A Simple Life Is A Contented Life

daisy in hand

(FreeImages.com/Ne¾a Èerin)

It was August.  I was rushing everywhere.  Life had me on a merry-go-round — that is, the life I had chosen…  In one of my reflective moments, God’s still, small voice spoke to my heart, “A simple life is a contented life.”  It struck me.

A simple life is a contented life.

Most of us are rushing around, striving, struggling, doing, trying to prove… what?  We are trying to prove that we aren’t our parents, that we are significant, that we are intelligent, that we are worthy, that we are pretty, that we are one of the best mommies out there, that we are the “all-American” family…

If we are honest, that’s what this is all about, most of the time.  The problem is we are rarely really honest with ourselves nor do we take the time to ask those pointed questions.  God will, if we will listen.  The problem is we are too busy rushing to listen.

And God…  He keeps speaking into our chaos and calling us to Himself.  We don’t need to be more.  We don’t need to prove. 

We don’t need silly craziness that stresses us and makes us less able to be the spouse and parent we need to be.  In addition to all that stress that makes us less gracious and patient, we then add shame because we should be able to do everything on our agenda and be super-mommy, super-nanny, super-chef, super-cleaner…

Right after God showed me that simple but profound truth, a simple life is a contented life, I was talking with a mom of quite a few kids.  She was expressing that she was feeling that maybe she should do more outside of the home with her kids.  I looked at that mom, and I saw a contented woman.  She was peaceful, restful, and happy.  Her kids were content and happy.  I then told her what God had shown to me: “A simple life is a contented life.” 

Those other voices, telling her to be more and to do more were trying to steal her joy and her peace.  They were trying to tell her that being a good mother is equated to running like crazy.

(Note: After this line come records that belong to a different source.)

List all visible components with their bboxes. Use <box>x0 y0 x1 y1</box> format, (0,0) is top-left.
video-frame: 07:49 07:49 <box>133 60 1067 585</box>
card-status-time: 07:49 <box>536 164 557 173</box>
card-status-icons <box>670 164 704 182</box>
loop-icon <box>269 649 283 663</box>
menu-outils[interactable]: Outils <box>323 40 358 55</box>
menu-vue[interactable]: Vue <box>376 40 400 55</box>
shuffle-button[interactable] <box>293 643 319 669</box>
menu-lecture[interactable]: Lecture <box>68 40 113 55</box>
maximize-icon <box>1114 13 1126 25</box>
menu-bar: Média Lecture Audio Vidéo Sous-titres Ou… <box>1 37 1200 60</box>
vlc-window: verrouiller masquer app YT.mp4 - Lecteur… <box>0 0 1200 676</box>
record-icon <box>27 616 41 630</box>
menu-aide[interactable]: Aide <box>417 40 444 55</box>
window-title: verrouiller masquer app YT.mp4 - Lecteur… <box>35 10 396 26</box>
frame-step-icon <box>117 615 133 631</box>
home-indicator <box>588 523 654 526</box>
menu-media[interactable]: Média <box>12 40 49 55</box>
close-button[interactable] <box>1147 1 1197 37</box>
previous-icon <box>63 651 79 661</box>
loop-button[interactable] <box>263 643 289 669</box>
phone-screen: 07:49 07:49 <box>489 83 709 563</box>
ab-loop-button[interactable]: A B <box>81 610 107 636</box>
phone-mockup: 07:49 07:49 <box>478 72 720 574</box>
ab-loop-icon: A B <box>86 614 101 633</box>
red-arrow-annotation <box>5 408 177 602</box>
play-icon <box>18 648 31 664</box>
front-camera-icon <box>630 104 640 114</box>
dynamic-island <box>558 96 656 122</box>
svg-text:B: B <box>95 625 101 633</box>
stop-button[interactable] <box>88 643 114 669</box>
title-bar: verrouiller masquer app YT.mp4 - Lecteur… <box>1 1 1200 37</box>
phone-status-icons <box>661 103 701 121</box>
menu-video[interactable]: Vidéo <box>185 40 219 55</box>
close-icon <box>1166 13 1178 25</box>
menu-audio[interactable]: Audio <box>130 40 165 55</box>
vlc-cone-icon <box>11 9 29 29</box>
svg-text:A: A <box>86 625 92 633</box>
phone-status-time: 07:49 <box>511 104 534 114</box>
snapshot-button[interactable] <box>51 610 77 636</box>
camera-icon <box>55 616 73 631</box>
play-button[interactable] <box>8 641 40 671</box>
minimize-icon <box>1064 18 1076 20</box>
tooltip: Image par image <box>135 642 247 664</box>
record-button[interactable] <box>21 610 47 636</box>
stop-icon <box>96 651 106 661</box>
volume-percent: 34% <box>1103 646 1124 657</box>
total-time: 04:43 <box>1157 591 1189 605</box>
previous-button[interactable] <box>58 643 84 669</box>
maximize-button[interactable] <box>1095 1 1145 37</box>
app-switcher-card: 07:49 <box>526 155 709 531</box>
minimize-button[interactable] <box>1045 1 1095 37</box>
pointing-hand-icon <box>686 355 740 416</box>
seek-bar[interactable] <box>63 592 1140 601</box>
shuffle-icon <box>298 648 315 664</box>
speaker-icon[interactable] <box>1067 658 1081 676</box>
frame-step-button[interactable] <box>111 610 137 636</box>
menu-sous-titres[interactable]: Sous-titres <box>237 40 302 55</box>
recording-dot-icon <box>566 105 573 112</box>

This summer, I ran like crazy, I confess.  I remember though saying, “I feel like I am doing more things for my kids than with my kids.”  That’s the trap with this never-ending crazy cycle of busyness.  What do your kids really want?  For what are they going to remember you?  For how you ran or for how you spent time with them?

The same is true with our possessions.  More doesn’t equate to happiness.  You can’t buy happiness.  You just become a greater prisoner to the things you own.  There are more things to replace, to repair, more debts to pay off, more financial strain which leads to relationship strain, more fears, and suddenly, a simpler life sounds more appealing.

Remember, a simple life is a contented life.

Perhaps, we need to make changes to the life we choose to live.